Оказавшись на улице, Морозов почувствовал жажду, голод. Рот высох, в голове все путалось. Уснуть бы… Переборов эту слабость, он пошел к почте, на пути увидел ларек, двух мужчин у ларька, встал за ними.

— Пива опять нету, — буркнул передний. — Вечно у них… — И, матюкнувшись, ушел. Сергей купил бутылку ситро и пачку печенья. Тут же, за ларьком, где валялись ящики, сел, выпил всю бутылку, съел половину печенья. И пошел к шоссе.

С машиной ему повезло. Большой грузовик притормозил, шофер спросил:

— Куда тебе?

— В Дукчу.

— Всего-то… Ну, садись. Я думал, ты подальше, попутчиком будешь. Работаешь в совхозе?

— А там совхоз? — Радость робко пробилась к сознанию, улыбка осветила лицо. Совхоз!

— Откуда сам? — любопытствовал шофер.

— С Дебина. Получил новое назначение. — И показал конверт.

— Ну, молись Богу. Срок большой?

— Полтора года осталось.

— Тут и проживешь. Это тебе не «Мальдяк».

— А что — «Мальдяк»? — Сергей не впервые слышал это название.

— Прииск золотой. И кладбище для заключенных.
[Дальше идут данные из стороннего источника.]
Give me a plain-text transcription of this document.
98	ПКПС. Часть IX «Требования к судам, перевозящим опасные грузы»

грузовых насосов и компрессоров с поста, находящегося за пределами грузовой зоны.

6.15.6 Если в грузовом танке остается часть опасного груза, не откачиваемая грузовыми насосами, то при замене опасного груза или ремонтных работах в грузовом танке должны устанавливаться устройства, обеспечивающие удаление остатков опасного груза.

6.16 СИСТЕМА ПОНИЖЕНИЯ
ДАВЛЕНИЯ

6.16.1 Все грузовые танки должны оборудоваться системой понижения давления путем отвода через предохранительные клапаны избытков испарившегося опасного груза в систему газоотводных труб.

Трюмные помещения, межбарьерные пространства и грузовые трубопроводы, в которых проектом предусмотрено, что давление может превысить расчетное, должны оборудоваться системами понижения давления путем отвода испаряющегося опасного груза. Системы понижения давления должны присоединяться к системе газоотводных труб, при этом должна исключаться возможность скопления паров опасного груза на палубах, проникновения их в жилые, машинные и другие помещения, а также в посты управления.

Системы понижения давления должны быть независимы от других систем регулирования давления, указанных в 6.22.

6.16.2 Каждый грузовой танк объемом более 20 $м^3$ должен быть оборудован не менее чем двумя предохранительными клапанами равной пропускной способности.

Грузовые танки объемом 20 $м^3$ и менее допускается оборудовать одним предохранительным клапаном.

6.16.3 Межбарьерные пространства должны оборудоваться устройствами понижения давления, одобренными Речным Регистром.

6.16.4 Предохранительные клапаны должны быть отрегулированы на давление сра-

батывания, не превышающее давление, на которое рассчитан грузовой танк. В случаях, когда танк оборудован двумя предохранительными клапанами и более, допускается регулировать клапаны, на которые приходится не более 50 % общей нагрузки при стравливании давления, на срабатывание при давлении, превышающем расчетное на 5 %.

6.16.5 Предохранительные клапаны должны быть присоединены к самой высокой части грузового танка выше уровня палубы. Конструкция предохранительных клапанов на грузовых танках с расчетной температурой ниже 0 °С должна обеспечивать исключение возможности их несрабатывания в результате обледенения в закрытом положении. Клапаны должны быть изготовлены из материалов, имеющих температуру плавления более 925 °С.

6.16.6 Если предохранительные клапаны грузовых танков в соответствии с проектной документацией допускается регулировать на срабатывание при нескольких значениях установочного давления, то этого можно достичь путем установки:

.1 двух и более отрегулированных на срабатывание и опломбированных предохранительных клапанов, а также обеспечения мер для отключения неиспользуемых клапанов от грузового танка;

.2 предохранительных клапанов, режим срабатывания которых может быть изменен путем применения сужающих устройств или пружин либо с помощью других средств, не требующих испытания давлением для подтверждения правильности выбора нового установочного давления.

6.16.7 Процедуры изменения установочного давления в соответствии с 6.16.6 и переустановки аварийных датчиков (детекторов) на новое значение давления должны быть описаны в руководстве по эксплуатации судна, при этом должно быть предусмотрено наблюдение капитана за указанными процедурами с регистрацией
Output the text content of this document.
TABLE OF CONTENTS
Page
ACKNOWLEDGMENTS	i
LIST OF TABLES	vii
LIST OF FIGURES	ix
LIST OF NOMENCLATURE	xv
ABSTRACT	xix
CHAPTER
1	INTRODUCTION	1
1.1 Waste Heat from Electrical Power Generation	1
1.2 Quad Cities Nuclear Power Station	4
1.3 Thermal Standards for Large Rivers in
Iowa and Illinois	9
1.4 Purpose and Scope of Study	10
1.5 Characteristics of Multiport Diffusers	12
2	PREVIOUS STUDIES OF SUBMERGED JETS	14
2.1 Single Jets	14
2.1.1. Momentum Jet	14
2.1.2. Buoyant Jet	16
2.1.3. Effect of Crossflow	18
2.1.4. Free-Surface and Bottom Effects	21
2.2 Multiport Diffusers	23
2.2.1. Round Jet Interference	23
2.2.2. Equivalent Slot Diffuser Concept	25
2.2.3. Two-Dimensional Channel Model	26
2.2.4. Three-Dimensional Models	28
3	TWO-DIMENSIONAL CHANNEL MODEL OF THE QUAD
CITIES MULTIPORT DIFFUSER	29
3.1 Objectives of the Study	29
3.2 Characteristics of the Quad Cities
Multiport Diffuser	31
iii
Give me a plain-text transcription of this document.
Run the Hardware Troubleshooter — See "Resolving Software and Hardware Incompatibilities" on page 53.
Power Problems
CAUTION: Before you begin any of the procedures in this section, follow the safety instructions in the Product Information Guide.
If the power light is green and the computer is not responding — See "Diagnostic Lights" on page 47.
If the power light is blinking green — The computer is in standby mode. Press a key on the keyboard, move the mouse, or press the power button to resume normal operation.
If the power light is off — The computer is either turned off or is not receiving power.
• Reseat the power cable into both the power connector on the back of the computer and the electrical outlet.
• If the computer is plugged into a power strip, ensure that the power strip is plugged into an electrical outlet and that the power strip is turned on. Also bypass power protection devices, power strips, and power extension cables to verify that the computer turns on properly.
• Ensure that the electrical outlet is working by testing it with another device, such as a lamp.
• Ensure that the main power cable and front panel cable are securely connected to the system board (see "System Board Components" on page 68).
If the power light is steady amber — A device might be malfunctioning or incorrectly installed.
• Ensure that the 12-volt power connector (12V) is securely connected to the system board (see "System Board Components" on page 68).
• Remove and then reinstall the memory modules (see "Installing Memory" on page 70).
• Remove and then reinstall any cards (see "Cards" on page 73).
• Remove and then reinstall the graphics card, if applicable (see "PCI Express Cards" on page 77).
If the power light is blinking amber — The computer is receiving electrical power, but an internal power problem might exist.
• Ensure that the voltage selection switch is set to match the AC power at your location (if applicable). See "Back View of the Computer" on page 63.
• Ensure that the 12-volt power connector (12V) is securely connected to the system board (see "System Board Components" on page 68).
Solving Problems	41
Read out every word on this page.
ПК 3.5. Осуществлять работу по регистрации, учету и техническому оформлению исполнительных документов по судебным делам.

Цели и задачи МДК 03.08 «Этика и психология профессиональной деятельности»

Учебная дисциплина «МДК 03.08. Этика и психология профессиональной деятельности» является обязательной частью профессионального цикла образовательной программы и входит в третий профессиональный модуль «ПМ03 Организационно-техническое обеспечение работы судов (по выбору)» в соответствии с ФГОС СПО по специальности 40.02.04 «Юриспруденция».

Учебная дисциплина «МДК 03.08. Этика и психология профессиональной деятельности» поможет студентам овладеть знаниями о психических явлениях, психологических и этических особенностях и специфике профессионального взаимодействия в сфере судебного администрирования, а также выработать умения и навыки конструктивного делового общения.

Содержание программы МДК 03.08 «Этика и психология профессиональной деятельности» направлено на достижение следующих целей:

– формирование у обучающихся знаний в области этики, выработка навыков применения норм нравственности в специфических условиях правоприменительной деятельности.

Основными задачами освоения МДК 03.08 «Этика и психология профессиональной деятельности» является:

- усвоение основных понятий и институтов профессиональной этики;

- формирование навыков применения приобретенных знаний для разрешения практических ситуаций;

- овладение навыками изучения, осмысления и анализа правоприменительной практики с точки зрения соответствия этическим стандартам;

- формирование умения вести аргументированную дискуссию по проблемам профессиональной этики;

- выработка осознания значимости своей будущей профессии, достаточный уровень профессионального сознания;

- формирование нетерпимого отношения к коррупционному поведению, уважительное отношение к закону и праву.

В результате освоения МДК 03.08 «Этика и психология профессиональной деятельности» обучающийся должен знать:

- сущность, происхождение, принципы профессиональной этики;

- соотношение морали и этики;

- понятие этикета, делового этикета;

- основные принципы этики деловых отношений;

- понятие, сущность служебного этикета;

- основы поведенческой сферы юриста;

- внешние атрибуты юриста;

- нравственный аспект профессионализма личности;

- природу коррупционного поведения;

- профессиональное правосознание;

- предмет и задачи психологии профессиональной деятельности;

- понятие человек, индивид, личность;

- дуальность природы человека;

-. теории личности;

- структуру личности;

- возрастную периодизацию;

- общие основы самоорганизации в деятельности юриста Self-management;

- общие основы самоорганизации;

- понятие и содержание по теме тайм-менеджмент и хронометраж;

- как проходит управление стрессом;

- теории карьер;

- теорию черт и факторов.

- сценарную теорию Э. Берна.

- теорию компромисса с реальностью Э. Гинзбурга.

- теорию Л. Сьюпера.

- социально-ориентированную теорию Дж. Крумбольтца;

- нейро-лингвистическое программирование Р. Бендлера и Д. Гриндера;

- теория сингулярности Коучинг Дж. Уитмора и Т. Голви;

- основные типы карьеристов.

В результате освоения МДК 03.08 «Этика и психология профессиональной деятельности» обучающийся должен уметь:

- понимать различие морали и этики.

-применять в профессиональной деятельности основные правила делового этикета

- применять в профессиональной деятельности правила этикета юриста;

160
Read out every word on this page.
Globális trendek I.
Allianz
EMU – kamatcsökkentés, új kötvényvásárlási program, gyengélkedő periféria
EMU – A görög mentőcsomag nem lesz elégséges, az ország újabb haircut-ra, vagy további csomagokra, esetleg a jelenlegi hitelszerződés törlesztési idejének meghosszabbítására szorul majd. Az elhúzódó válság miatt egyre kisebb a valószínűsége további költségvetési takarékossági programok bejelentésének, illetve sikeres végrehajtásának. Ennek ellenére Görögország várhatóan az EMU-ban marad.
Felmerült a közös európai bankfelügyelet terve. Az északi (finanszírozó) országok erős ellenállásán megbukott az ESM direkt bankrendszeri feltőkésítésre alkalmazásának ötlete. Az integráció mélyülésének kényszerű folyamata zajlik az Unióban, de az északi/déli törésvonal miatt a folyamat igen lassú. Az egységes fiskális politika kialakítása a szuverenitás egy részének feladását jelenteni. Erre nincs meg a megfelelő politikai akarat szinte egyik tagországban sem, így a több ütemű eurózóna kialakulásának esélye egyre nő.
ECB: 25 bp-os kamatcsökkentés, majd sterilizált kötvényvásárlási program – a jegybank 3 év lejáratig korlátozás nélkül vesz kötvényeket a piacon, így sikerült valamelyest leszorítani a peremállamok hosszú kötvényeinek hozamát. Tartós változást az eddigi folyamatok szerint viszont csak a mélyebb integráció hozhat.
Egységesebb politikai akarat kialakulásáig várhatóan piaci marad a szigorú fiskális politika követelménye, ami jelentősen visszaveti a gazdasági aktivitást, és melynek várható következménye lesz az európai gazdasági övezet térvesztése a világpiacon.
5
Лучше про него не знать.

Через полчаса Морозов выпрыгнул из кабины доброго шофера, сказал «спасибо» и увидел в сотне шагов от шоссе ярко освещенную лагерную вахту.

Входил он безбоязненно. Конверт отдал лейтенанту, тот прочитал бумагу, оглядел Сергея.

— Нож, пилка, папиросы, водка есть? Расстегни одёжу.

— Ничего нет. Вот, три двугривенника в кармане.

— Ладно, идем. — И пошел впереди к баракам.

Это был обычный барак, в нем горел свет, довольно свободно сидели, лежали заключенные, разговор шел громкий, на минуту-другую приутихли, когда они вошли. Лейтенант подозвал старосту:

— Прими нового, — и ушел.

Староста, мужчина лет тридцати пяти, с лицом сытым и довольным, осмотрел Сергея, спросил — откуда, не выказал удивления, только поморщился, когда узнал, что курева у новенького нет. И показал на свободное место на нарах. После чего интерес к Сергею у него пропал. И очень кстати. Едва сняв ботинки и улегшись под своим полушубком на место, Морозов уже спал мертвым сном.

Столько событий за один день!

* * *

За навигацию 1937/38 года, за какие-нибудь семь месяцев, полдюжины теплоходов с помощью ледоколов «Красин» и «Седов» перевезли с пересылки «Вторая речка», которая находилась под Владивостоком, на Север более ста сорока тысяч заключенных, проживших по нескольку месяцев на пересылке.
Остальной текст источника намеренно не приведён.